The finest example of this is the way in which you emerge with a far more balanced view of Vivian than the people she actually knew, and this all depends on the period in which she was encountered. In later years, if you are to believe the families’ accounts, she was batty, belligerent and borderline abusive. But taken against the obvious issues displayed by the more self-obsessed and tricky children of the ‘70s (and parents, especially in the case of the last family she worked for), one comes away with a feeling that this was a woman who had spent a life only in the service of others so that she could pursue her true calling: the recording of life around her with an exceptional eye, a sense of humour and a deep understanding of the precarious nature of life. It’s no wonder that, as she grew older, her status as a permanent outsider, combined with the fact that the families she worked for became less well-balanced, finally ground her down. This is reflected in the fact that she allowed the Ginsbergs to call her ‘Viv’ whereas the bratty later charges were only allowed ‘Miss Maiers’ (note the added ‘s’). I would imagine that by the late ‘70s she knew that she would die alone and in relative poverty, but this was a price she was willing to pay in the service of a greater muse.

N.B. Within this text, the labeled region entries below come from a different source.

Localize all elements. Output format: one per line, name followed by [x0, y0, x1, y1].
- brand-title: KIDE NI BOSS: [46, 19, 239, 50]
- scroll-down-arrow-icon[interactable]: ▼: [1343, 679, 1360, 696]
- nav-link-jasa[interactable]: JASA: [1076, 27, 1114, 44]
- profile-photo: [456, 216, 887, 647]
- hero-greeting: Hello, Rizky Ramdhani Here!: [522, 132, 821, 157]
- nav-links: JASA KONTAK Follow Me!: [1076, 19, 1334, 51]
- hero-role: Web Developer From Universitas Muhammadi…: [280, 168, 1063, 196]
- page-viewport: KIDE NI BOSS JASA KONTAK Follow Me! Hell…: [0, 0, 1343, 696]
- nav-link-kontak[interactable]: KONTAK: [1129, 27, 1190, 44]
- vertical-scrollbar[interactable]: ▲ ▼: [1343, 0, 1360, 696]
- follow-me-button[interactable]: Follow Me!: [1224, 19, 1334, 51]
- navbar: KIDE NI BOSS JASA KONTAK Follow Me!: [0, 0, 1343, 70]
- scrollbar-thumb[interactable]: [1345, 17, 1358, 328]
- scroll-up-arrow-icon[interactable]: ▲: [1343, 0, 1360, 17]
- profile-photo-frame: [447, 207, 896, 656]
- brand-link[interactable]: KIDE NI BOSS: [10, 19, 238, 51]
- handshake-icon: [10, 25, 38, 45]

In comparison Alan Yentob’s Imagine series BBC doc  - Vivian Maier: Who Took Nanny's Pictures - is predictably woeful. As with all of this criminally vanity project-like series, it’s redolent with the diminutive, inflated ego of Yentob although, to be fair, he’s far less prominent than usual.  But one senses that it’s he who pushes the first half’s obsession with the bargain-hunter aspect of the ‘Maier industry’. Like a miniature, even more egomaniacal, David Dickinson he keeps probing the owners of Vivian’s legacy (here represented by Ron Slattery and Jeff Goldstein: Maloof was making his own film simultaneously) as to how much money they paid for (and subsequently made on) the pictures and boxes of ephemera. Luckily, just as it really seems as though Yentob is presenting us with a bourgeois version of Storage Hunters, the film finally gets around to giving us some interesting facts which, when tallied with Maloof’s (far better) film make for interesting contrast.

Yet, if there’s one aspect that the BBC version of events excels in, it’s the chronology and background to Vivian’s self-education in photography. You get no sense from Maloof that Vivian ever paid attention to other photographers whereas she not only lived with another female photographer in her early years, but she was known to have studied the masters. And Maloof’s slant of anti-academia is belied by the fact that he was allegedly alerted to the worth of the treasure trove he unearthed by a ‘Californian Art Professor’, according to Ron Slattery, as well as the appearance of at least two heavyweight ‘Maier scholars’.

However as an earlier (and visibly rushed) work it mostly fails.  Falling even more egregiously into the trap of ‘background story’ it ends up feeling not unlike a Catherine Cookson novel; full of illegitimate children and disgraced chambermaids. What it fails to mention is that just about every family under the sun has such skeletons clogging up their closet; especially in the turmoil of the early 20th century. One ends up confused as to whether this is a soap opera-cum-detective tale or a film about the arts  – something which has beset so many recent documentaries (cf: Looking for Sugarman another film which obsesses over the romantic myth of the undiscovered genius).

But if you watch both films back-to-back (as I did) you’ll come away with at least a sense that Vivian Maier was neither more eccentric or strange than the majority of us, and that it’s probably far too soon to be heaping her with plaudits or superlatives. One look at her work speaks far more eloquently than any film could, and that’s not only what she would have undoubtedly wanted, but also what she undoubtedly deserves.